General Hospital thoughts again: I have really enjoyed Anna and Duke being apart and I don't want them back together and I am intrigued to watch them on both sides of the law if Duke is really going to be the head of Sonny' s business now. ( And is he EVER going to talk about the 20 years he was in the prison? I hate that this is NEVER dealt with.) I really think they could bring back David for Anna. Maybe all the Cassadine freezing has something to do with all the Orpheusing. Could open up lots of story.
I am glad there is no church work for me this coming Sunday. I am not in the mood to lose an hour for this Spring Forward stupidity. Seriously, the reasons we started and enacted Daylight Savings Time have been obsolete for decades. Is there any chance perhaps the President or God Forbid our worthless Congress could just abolish this in the next few years. What really is the point of this? On this subject I do eventually want to go to church where dear Cheryl is now part-time pastor at. I miss her and HPUMC very very much.
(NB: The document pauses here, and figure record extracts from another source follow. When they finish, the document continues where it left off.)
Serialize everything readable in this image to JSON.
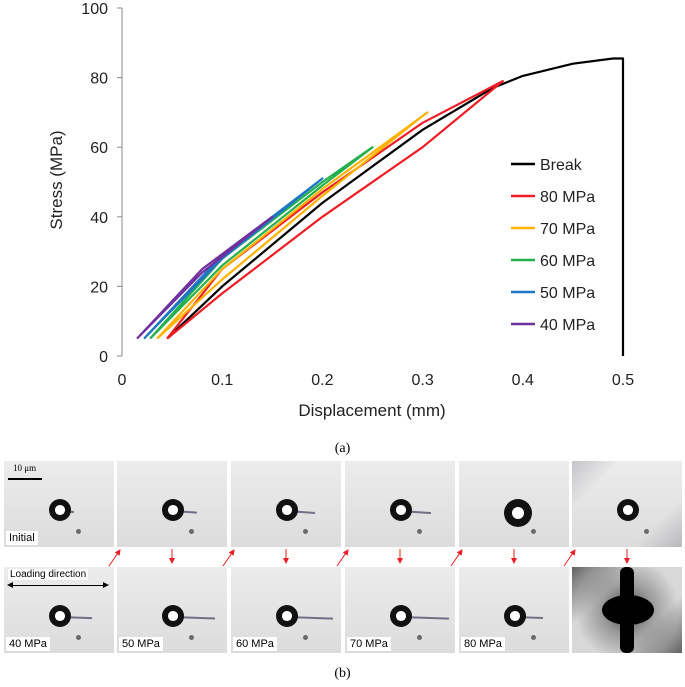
{
  "chart_data": {
    "type": "line",
    "title": "",
    "xlabel": "Displacement (mm)",
    "ylabel": "Stress (MPa)",
    "xlim": [
      0,
      0.5
    ],
    "ylim": [
      0,
      100
    ],
    "xticks": [
      "0",
      "0.1",
      "0.2",
      "0.3",
      "0.4",
      "0.5"
    ],
    "yticks": [
      "0",
      "20",
      "40",
      "60",
      "80",
      "100"
    ],
    "legend_position": "right",
    "grid": false,
    "series": [
      {
        "name": "Break",
        "color": "#000000",
        "points": [
          [
            0.045,
            5
          ],
          [
            0.1,
            20
          ],
          [
            0.2,
            44
          ],
          [
            0.3,
            65
          ],
          [
            0.37,
            77
          ],
          [
            0.4,
            80.5
          ],
          [
            0.45,
            84
          ],
          [
            0.49,
            85.5
          ],
          [
            0.5,
            85.5
          ],
          [
            0.5,
            0
          ]
        ]
      },
      {
        "name": "80 MPa",
        "color": "#ee1c24",
        "points": [
          [
            0.045,
            5
          ],
          [
            0.1,
            18
          ],
          [
            0.2,
            40
          ],
          [
            0.3,
            60
          ],
          [
            0.38,
            79
          ],
          [
            0.3,
            67
          ],
          [
            0.2,
            47
          ],
          [
            0.1,
            25
          ],
          [
            0.045,
            5
          ]
        ]
      },
      {
        "name": "70 MPa",
        "color": "#ffb300",
        "points": [
          [
            0.035,
            5
          ],
          [
            0.1,
            22
          ],
          [
            0.2,
            46
          ],
          [
            0.3,
            69
          ],
          [
            0.305,
            70
          ],
          [
            0.2,
            48
          ],
          [
            0.1,
            25
          ],
          [
            0.035,
            5
          ]
        ]
      },
      {
        "name": "60 MPa",
        "color": "#22b14c",
        "points": [
          [
            0.028,
            5
          ],
          [
            0.1,
            26
          ],
          [
            0.2,
            49
          ],
          [
            0.25,
            60
          ],
          [
            0.2,
            50
          ],
          [
            0.1,
            28
          ],
          [
            0.028,
            5
          ]
        ]
      },
      {
        "name": "50 MPa",
        "color": "#1f77c4",
        "points": [
          [
            0.022,
            5
          ],
          [
            0.1,
            28
          ],
          [
            0.2,
            51
          ],
          [
            0.2,
            51
          ],
          [
            0.1,
            29
          ],
          [
            0.022,
            5
          ]
        ]
      },
      {
        "name": "40 MPa",
        "color": "#7030a0",
        "points": [
          [
            0.015,
            5
          ],
          [
            0.08,
            24
          ],
          [
            0.15,
            40
          ],
          [
            0.08,
            25
          ],
          [
            0.015,
            5
          ]
        ]
      }
    ]
  },
  "caption_a": "(a)",
  "caption_b": "(b)",
  "micrographs": {
    "scale_label": "10 μm",
    "loading_label": "Loading direction",
    "top_labels": [
      "Initial",
      "",
      "",
      "",
      "",
      ""
    ],
    "bottom_labels": [
      "40 MPa",
      "50 MPa",
      "60 MPa",
      "70 MPa",
      "80 MPa",
      ""
    ],
    "arrow_color": "#ee1c24"
  }
}
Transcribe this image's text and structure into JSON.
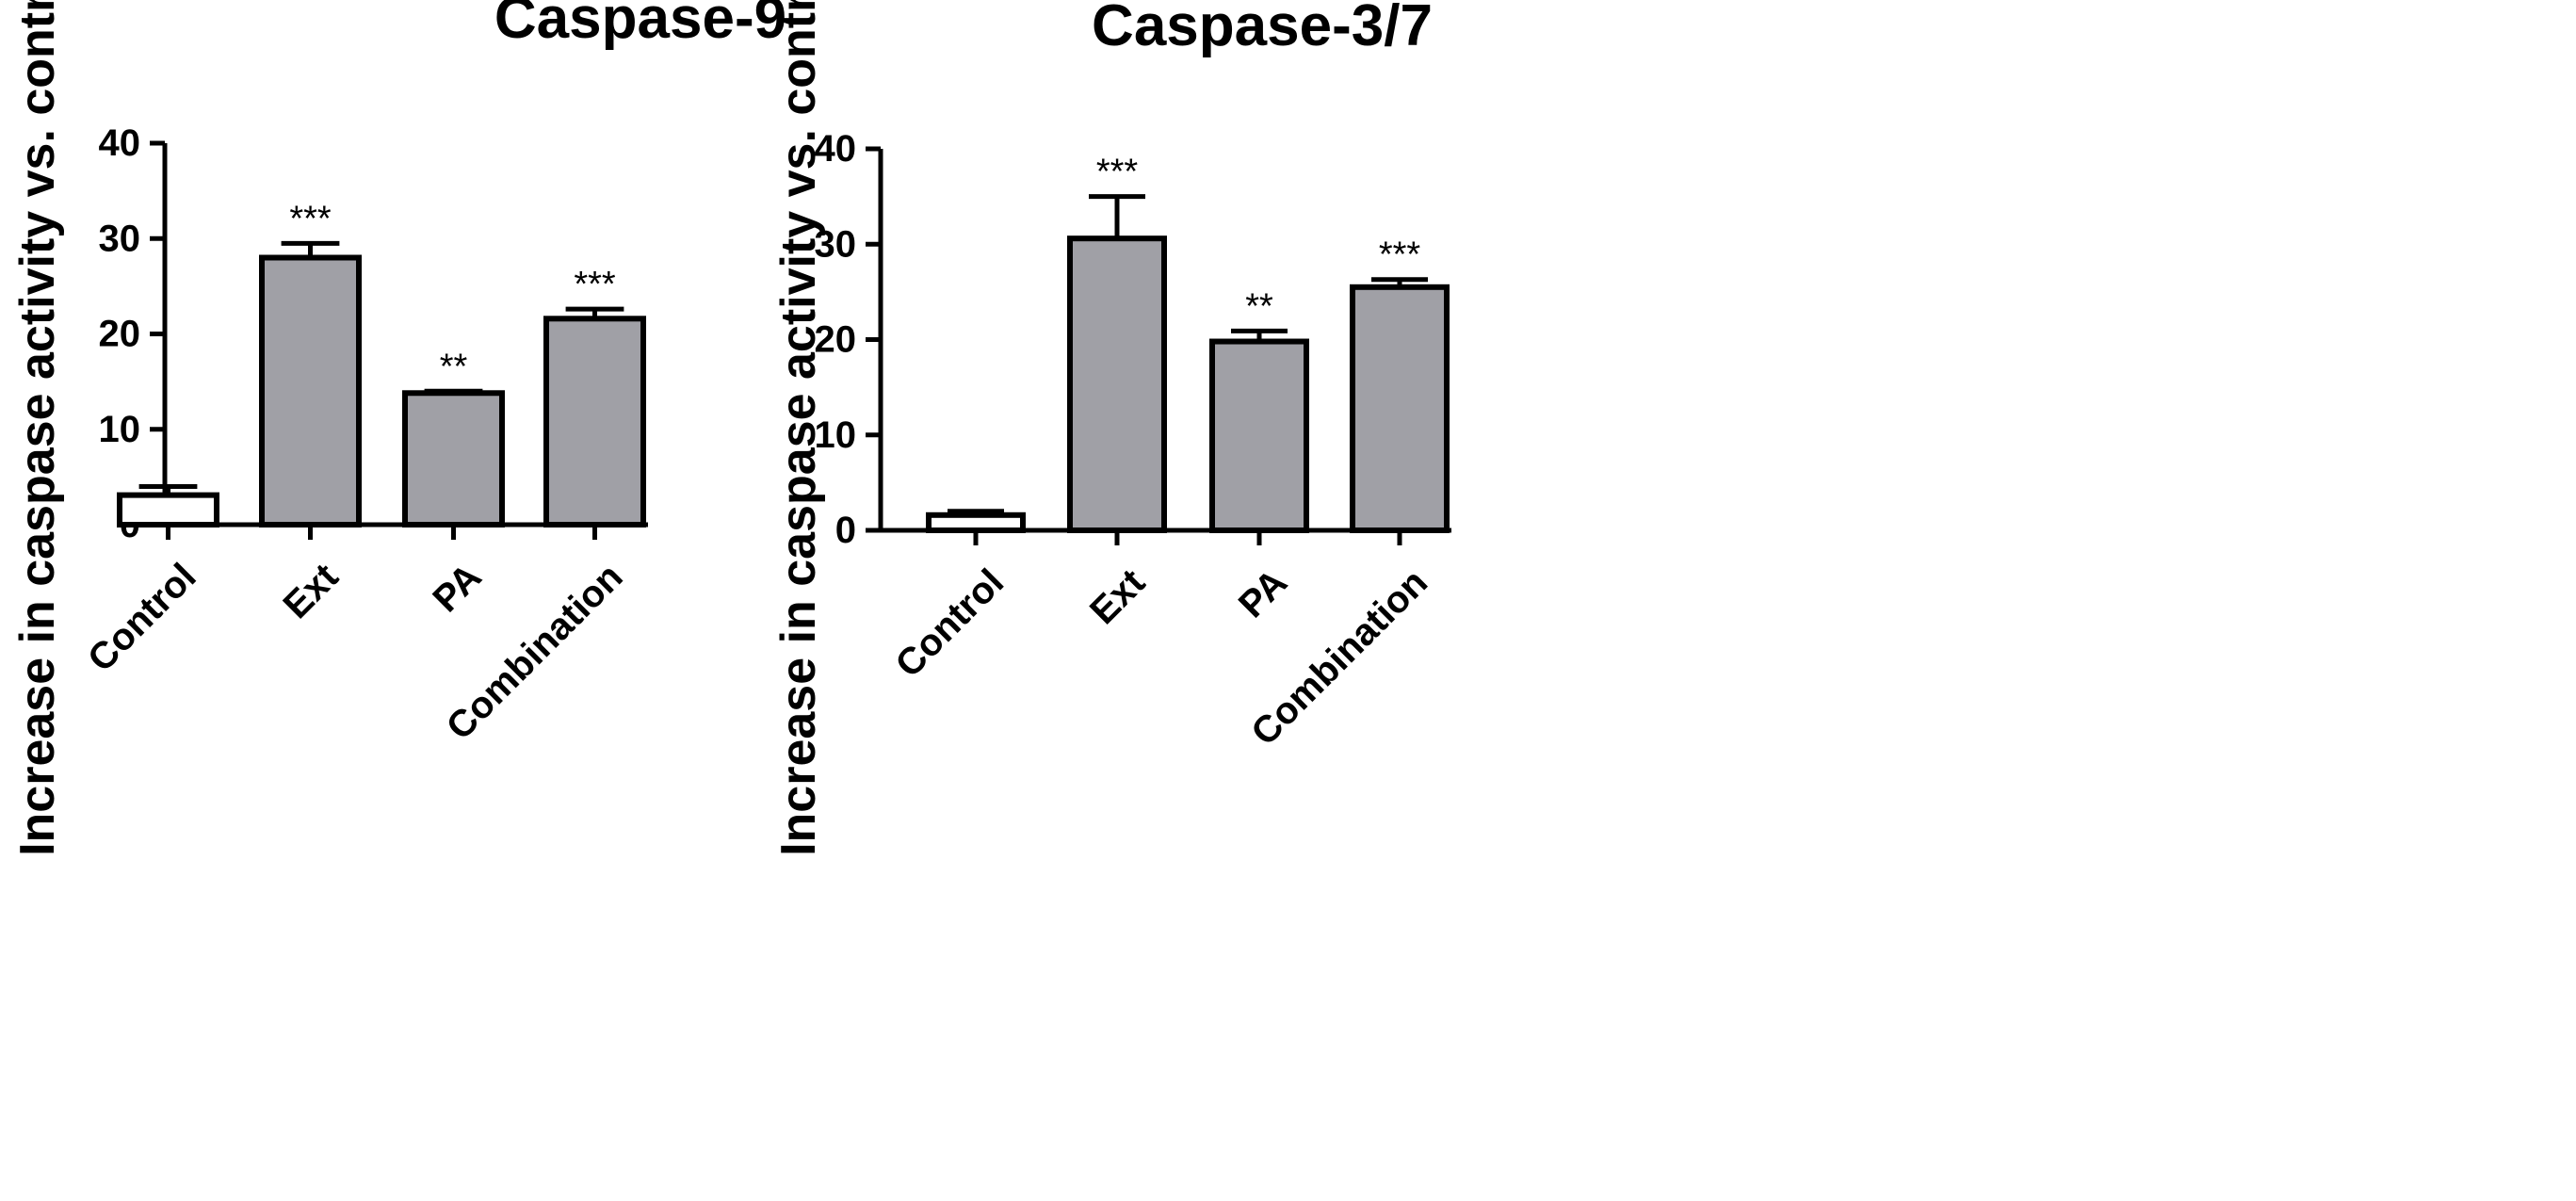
{
  "chart_data": [
    {
      "type": "bar",
      "title": "Caspase-9",
      "xlabel": "",
      "ylabel": "Increase in caspase activity vs. control (%)",
      "ylim": [
        0,
        40
      ],
      "yticks": [
        0,
        10,
        20,
        30,
        40
      ],
      "categories": [
        "Control",
        "Ext",
        "PA",
        "Combination"
      ],
      "values": [
        3.1,
        28,
        13.8,
        21.6
      ],
      "errors": [
        0.9,
        1.5,
        0.2,
        1.0
      ],
      "significance": [
        "",
        "***",
        "**",
        "***"
      ],
      "bar_colors": [
        "#ffffff",
        "#a0a0a6",
        "#a0a0a6",
        "#a0a0a6"
      ]
    },
    {
      "type": "bar",
      "title": "Caspase-3/7",
      "xlabel": "",
      "ylabel": "Increase in caspase activity vs. control (%)",
      "ylim": [
        0,
        40
      ],
      "yticks": [
        0,
        10,
        20,
        30,
        40
      ],
      "categories": [
        "Control",
        "Ext",
        "PA",
        "Combination"
      ],
      "values": [
        1.6,
        30.6,
        19.8,
        25.5
      ],
      "errors": [
        0.4,
        4.4,
        1.1,
        0.8
      ],
      "significance": [
        "",
        "***",
        "**",
        "***"
      ],
      "bar_colors": [
        "#ffffff",
        "#a0a0a6",
        "#a0a0a6",
        "#a0a0a6"
      ]
    }
  ]
}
I stared across the graveyard and wondered if that flag was there yesterday, I don't remember it. I went to that tree I thought that looks like a dancing monster trees out of Fantasia was, it made me feel even more icky and dank than standing out unprotected. I thought about walking over to the church but that old-history smell inside always makes me uneasy. It always has. I'd rather smell people's smoke mixed with lemon pledge and oil soap inside churches. Over there is the grave they have marked for me which they will put me in tomorrow.